“Matematiksel olarak gösterilemeyen hiçbir araştırma gerçek bilim sayılamaz.”
Leonardo da Vinci
Matematik; biçimlerin, sayıların ve niceliklerin yapılarını, özelliklerini, aralarındaki bağıntıları tümdengelimli akıl yürütme yoluyla inceleyen ve aritmetik, geometri, cebir gibi dallara ayrılan bilimdir.

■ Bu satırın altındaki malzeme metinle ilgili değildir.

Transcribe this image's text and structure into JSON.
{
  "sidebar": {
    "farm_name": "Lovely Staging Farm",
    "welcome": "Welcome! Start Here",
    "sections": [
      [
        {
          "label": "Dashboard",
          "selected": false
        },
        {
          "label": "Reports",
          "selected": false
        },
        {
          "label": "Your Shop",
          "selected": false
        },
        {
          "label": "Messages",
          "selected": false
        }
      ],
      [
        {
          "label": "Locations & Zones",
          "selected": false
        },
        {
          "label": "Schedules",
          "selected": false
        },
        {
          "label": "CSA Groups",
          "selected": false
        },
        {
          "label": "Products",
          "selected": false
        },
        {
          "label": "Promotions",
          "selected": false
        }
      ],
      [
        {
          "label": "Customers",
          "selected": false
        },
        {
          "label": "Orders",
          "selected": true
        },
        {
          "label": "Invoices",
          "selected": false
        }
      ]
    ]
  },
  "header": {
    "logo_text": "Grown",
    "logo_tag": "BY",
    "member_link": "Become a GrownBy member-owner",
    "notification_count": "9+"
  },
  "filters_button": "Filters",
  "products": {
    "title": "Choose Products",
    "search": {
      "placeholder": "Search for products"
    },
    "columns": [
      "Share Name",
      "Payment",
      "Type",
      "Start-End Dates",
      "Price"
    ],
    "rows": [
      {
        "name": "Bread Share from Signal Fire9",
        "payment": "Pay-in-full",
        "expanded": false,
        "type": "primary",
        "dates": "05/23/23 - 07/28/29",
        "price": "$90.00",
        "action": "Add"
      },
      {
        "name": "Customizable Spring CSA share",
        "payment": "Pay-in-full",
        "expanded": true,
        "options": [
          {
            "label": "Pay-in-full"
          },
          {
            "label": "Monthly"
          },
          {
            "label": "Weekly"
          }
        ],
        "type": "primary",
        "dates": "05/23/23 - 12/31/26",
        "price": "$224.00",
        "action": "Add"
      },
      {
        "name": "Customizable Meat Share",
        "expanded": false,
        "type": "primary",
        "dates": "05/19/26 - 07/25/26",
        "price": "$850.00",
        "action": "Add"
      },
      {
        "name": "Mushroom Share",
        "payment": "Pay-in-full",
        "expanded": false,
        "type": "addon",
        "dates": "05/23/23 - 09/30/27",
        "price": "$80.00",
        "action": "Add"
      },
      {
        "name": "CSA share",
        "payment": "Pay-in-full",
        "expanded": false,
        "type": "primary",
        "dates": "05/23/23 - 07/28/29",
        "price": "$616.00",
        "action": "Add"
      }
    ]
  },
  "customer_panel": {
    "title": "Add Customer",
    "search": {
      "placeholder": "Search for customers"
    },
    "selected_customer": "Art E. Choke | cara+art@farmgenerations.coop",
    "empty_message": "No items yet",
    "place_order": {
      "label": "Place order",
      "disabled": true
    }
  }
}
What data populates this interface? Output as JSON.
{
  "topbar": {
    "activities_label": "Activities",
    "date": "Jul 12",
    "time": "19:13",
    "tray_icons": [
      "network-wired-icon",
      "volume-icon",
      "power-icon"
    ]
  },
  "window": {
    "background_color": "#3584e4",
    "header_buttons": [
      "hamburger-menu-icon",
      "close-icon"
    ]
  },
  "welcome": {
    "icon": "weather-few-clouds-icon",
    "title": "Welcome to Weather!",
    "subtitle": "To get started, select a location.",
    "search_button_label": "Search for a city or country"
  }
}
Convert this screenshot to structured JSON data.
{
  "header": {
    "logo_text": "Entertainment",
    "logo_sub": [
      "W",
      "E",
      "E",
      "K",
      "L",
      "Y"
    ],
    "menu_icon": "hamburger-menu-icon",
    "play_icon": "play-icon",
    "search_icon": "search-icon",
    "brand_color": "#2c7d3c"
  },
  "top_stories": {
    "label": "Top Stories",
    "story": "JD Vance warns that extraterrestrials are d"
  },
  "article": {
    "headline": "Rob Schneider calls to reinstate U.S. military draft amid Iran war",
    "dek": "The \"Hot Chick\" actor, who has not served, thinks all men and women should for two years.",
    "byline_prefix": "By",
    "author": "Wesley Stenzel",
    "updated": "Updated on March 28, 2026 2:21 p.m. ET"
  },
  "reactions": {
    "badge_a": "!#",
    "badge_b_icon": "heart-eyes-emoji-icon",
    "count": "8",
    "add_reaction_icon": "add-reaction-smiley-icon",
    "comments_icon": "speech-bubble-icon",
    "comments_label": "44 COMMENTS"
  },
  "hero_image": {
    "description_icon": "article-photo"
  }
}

Matematik; bir zekâ çalışmasının sonucudur. Aritmetik, Cebir ve Geometri gibi sayı ve ölçü temeline dayanarak niceliklerin özelliklerini inceleyen bilimlerin ortak adıdır. Matematik alanı oldukça geniş olan bir bilimdir. Yaşamın her alanında matematik karşımıza çıkmaktadır. Yaşam koşulları geliştikçe de Matematiğin alanı daha da genişleyecektir. Bu nedenle Eğitim-öğretimde Matematiğin önemli bir yeri olmalıdır. Bundan dolayıdır ki sınavlarda Matematiğin önemi fazladır. Sınavlara hazırlanan her öğrenci Matematiği bilmek zorundadır.
Matematik bu kadar önemliyken, sınavlarda anahtar konumundayken, Matematik korkusundan dolayı neredeyse öğrencilerin en başarısız olduğu ders durumundadır. LGS, YKS ve diğer sınavlarda genel başarı ortalamalarına bakıldığında Matematik başarı oranı % 20’leri geçememektedir.
Matematik korkusu ve başarısızlığının birçok nedeni vardır.
En temel nedenlerden bir tanesi; birçok Matematik öğretmeninin dersi öğrencilere sevdirememesinden kaynaklanmaktadır. Başarısız olan öğrencilerin büyük çoğunluğu ben Matematik dersini sevmiyorum ifadesini kullanmaktadırlar. Matematiğin günlük yaşamla bağlantısı anlatılmadan, anlatılan bilginin yaşamın hangi alanda öğrencinin işine yarayacağını belirtmeden salt rakamsal değerlerle Matematik öğrencilere öğretilmeye çalışılmaktadır. Durum böyle olunca Matematik öğrenmek öğrenciye sıkıcı gelmektedir.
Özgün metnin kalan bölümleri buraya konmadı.